In my free time I love playing video games, cooking, running and tinkering with the more obscure areas of our field — such as WebGL and reverse engineering — and occasionally apply these discoveries in coding challenges like Advent of Code.
Dota 2 is a multiplayer video game in which two teams of five players battle to destroy each other's base.
The official game client has support for capturing matches in so-called replay files, containing unit positions, player actions, camera movements, chat messages, professional commentary and more.
ReDota is an open-source experiment to revisit past Dota 2 matches in a web browser, visualizing the game as an interactive map with units moving around as the game progresses. These aforementioned replay files are parsed client-side without any server involvement.
Through this interactive game, the Norwegian parliament aims to educate visitors on democratic principles such as elections, government formation, debating and legislation.
The game takes place in a physical center located in downtown Oslo and fuses together interactive content, group exercises, videos and audio into a holistic two-hour-long experience.
While employed as a developer at Hyper and tech lead on this project, my main responsibilities included architecture, game mechanics and frontend / backend development.
NRK is the Norwegian government-owned public broadcaster and one of the largest media organizations in Norway. Its content is available on a wide variety of platforms ranging from web browsers to smartphones and TV apps.

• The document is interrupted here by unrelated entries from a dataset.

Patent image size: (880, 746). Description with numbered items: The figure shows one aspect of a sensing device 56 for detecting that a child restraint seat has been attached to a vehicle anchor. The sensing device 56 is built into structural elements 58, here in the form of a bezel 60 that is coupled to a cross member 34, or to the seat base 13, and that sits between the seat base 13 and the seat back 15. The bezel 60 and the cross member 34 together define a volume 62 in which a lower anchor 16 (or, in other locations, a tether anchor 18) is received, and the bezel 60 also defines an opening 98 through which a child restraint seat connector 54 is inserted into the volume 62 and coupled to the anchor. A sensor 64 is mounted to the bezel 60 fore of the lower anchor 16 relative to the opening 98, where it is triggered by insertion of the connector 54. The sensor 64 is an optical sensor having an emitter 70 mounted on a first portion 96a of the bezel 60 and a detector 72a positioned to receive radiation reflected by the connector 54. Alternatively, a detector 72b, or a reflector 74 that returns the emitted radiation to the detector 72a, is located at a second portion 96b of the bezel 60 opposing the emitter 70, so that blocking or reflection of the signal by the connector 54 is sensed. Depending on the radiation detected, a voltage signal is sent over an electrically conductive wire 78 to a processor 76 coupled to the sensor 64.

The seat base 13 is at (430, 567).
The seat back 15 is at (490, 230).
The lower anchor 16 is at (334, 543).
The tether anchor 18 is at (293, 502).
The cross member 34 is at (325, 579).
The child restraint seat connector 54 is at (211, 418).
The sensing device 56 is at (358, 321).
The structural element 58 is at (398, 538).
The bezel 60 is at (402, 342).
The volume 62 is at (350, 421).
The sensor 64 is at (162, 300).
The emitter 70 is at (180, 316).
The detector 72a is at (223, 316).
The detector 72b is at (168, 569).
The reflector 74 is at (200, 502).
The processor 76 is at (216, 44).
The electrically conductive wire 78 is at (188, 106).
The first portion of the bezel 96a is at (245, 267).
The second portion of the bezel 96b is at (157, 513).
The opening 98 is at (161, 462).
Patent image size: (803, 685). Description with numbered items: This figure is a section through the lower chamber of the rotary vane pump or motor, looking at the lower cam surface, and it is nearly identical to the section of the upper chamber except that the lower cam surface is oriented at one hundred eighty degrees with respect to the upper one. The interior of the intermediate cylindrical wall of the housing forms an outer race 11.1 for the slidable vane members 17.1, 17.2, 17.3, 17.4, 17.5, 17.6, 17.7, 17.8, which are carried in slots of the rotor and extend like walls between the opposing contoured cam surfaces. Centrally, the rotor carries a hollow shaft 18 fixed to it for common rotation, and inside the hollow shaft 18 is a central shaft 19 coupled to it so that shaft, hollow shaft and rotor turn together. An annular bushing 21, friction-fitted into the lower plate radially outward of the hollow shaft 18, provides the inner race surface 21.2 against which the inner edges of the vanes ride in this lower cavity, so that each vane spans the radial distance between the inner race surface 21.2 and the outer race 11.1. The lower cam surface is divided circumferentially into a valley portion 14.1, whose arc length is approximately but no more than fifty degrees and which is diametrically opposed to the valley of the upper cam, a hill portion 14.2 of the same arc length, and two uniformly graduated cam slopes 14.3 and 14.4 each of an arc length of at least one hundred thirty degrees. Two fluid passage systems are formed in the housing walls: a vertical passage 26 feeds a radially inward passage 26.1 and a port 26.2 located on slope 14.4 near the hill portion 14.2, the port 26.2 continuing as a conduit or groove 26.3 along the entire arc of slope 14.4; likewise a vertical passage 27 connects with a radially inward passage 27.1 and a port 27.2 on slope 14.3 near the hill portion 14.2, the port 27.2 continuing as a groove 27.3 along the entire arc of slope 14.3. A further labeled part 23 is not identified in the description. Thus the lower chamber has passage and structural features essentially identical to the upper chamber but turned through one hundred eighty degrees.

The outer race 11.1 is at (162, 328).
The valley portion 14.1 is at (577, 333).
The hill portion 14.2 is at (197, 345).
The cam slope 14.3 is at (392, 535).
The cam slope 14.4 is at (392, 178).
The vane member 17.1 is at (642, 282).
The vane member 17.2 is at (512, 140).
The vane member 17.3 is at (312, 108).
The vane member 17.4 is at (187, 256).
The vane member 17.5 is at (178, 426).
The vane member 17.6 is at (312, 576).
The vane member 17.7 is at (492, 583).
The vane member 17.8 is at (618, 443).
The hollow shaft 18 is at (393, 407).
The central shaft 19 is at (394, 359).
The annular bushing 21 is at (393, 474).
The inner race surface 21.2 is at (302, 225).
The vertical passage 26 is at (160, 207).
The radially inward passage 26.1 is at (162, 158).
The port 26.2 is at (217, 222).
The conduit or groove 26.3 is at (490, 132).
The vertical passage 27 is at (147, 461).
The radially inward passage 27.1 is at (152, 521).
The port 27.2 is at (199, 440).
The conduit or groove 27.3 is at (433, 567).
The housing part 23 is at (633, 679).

While employed as a senior engineer at NRK Super — which focuses on products and safe content for children — I mainly helped revamp its website, implementing a new design as well as adding various smaller features to improve usability.
Ever wondered whether a triple-A game would run in the browser? So did I!
Wowser is a proof-of-concept of getting World of Warcraft to run in a web browser, attempting to tackle a wide variety of challenges: data retrieval, socket connections, cryptography, 3d graphics and binary data handling.
Over the years this open-source project has seen a variety of rewrites and is currently focused on loading the XML/Lua user interface directly from the official game files.
Through this interactive game, the Norwegian central bank aims to educate visitors on economic principles such as bartering, money, banks, interest rates and investments.
The game takes place in a physical center located in downtown Oslo and fuses together interactive content, group exercises, videos and audio into a holistic two-hour-long experience. Visitors are given a buddy phone for the duration of the visit.
While employed as a developer at Hyper and co-tech lead on this project, my main responsibilities included architecture, game mechanics and frontend / backend development.
As an homage to text-adventure games of yore, two good friends of mine and myself set out to create one as a submission for Rails Rumble 2014, a weekend hackathon.
The game features Grumbles the Wizard on a quest to rescue a missing princess. Rather than using traditional verbs, such as close or give, you use HTTP verbs to interact with the game world.
World of Warcraft is a sizeable game, filled to the brim with definitions for quests, items, areas, classes, factions, non-playable characters and much more.
Open-source project Spelunker is a World of Warcraft database explorer which exposes an API to access this information. Its web client may be used to easily browse the dataset, visualize where entities may be located in the game world and clarify relations to others.
Norwegian grocer REMA 1000 set out to simplify tasks for its employees. This resulted in multiple projects, notably: a training portal, an employee management tool and a clocking tool.
While employed as a developer at Hyper and tech lead for the training portal project, my main responsibilities included architecture, third-party integrations and frontend / backend development. On the other projects I filled advisory, development and maintenance roles.
The training portal went on to become one of the core foundations for Motimate, a growing platform for internal communication and corporate training.